Metabolic Health Startup Ultrahuman Launches Smart Ring

Ultrahuman

Ultrahuman, a metabolic health company, is entering the smart ring wars.

For context: Ultrahuman previously raised $17.5M and acquired LazyCo, an Indian smart ring maker, this past April. Known for its “Cyborg” CGM patch paired with accompanying app, the company targets health optimization over diabetic care.

The latest: The company announced preorders for its new Ultrahuman Ring. Set to ship globally in August 2022, the device is a companion wearable to the company’s CGM patch, tracking heart rate, movement, temperature, and sleep.

Of note, despite being billed as the “world’s first metabolism tracking ring,” the new ring is not equipped with glucose monitoring tech.

How it works: Syncing with the Ultrahuman’s Cyborg CGM and M1 platform, the ring’s biometric data will be used for insights and lifestyle recommendations to support overall metabolic health — such as balancing blood sugar with a better night’s sleep.

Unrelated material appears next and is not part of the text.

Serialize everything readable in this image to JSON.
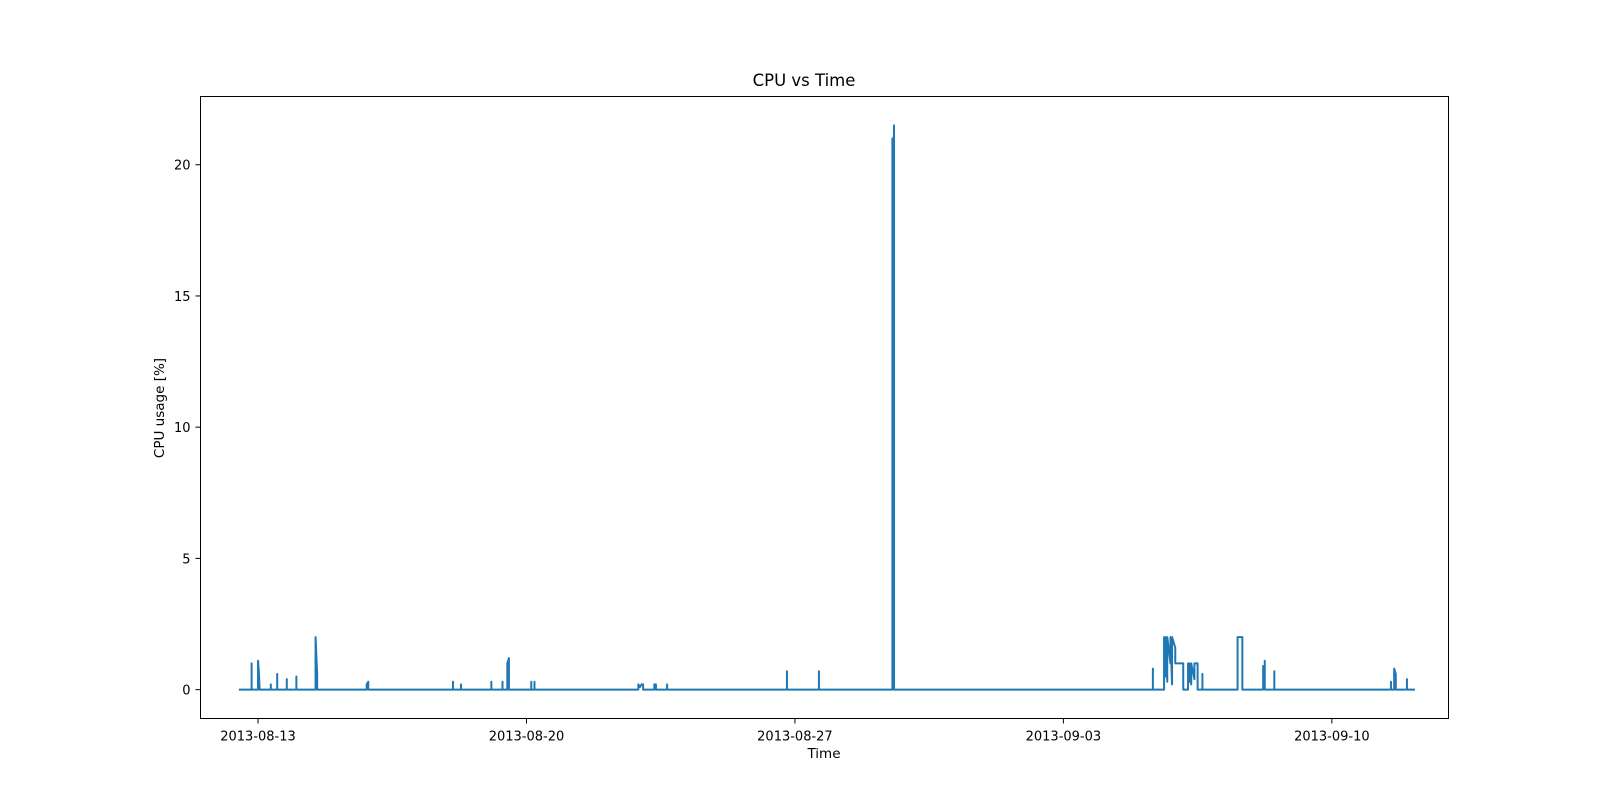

A limiting factor for now, Ultrahuman’s Cyborg hardware is only available in India and United Arab Emirates. Still in beta, the company amassed a waitlist of 125K, with plans to enter the US market by “Q2 2023.”

Tackling the metabolic health crisis, Ultrahuman hopes its health-tracking ring bolsters its CGM ecosystem, encouraging adoption and differentiating it in a crowded market.

Ring Wars

As we pointed out in Issue No. 188, more companies are vying for your finger, including some with blood glucose in their sights.

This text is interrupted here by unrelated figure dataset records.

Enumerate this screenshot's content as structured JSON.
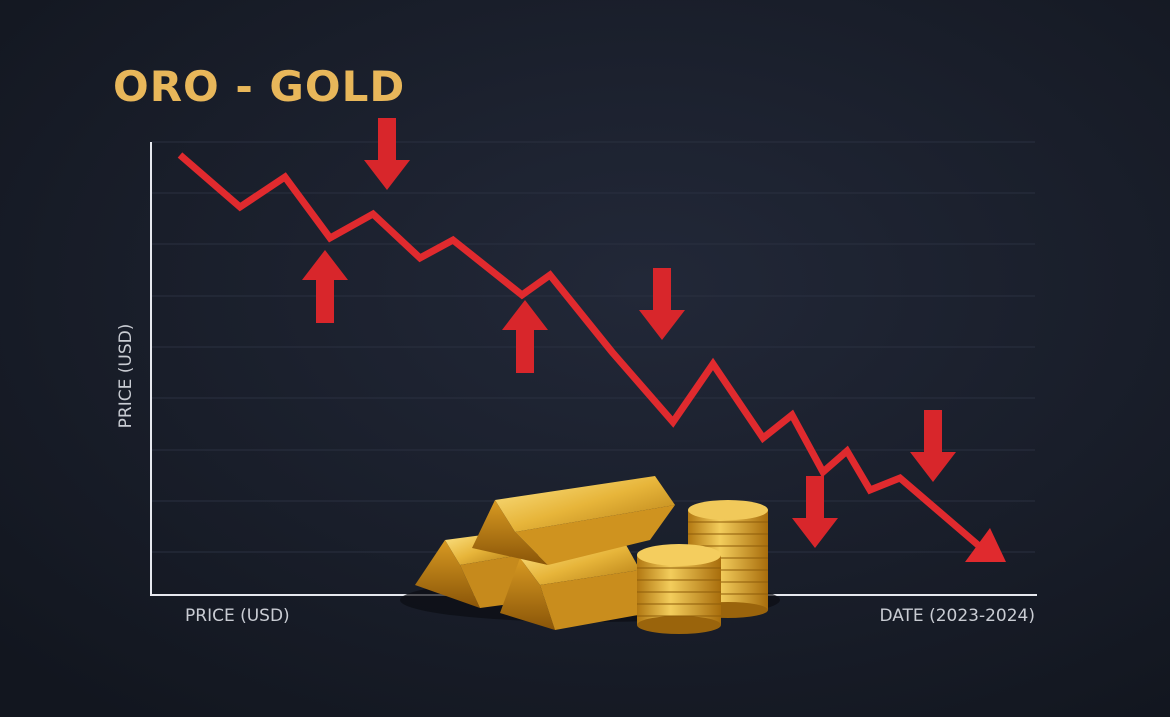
{
  "title": "ORO - GOLD",
  "y_axis_label": "PRICE (USD)",
  "x_axis_labels": [
    "PRICE (USD)",
    "DATE (2023-2024)"
  ]
}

  • Oura has sold 1M devices, with promised SPO2 capabilities finally hitting this summer.
  • French ring maker Circular will attempt to side-step an Oura patent suit to begin US sales this fall.
  • Movano recently secured its seventh patent and is trialing noninvasive ​​sensors for glucose and blood pressure monitoring.

Takeaway: From rings to patches, predicting stress to analyzing your blood, wearable makers like Ultrahuman are carving out niches to compete. But, beyond biometric data, no one has solved for behavior change — meaning the industry has a long way to go if it hopes to impact health on a global scale.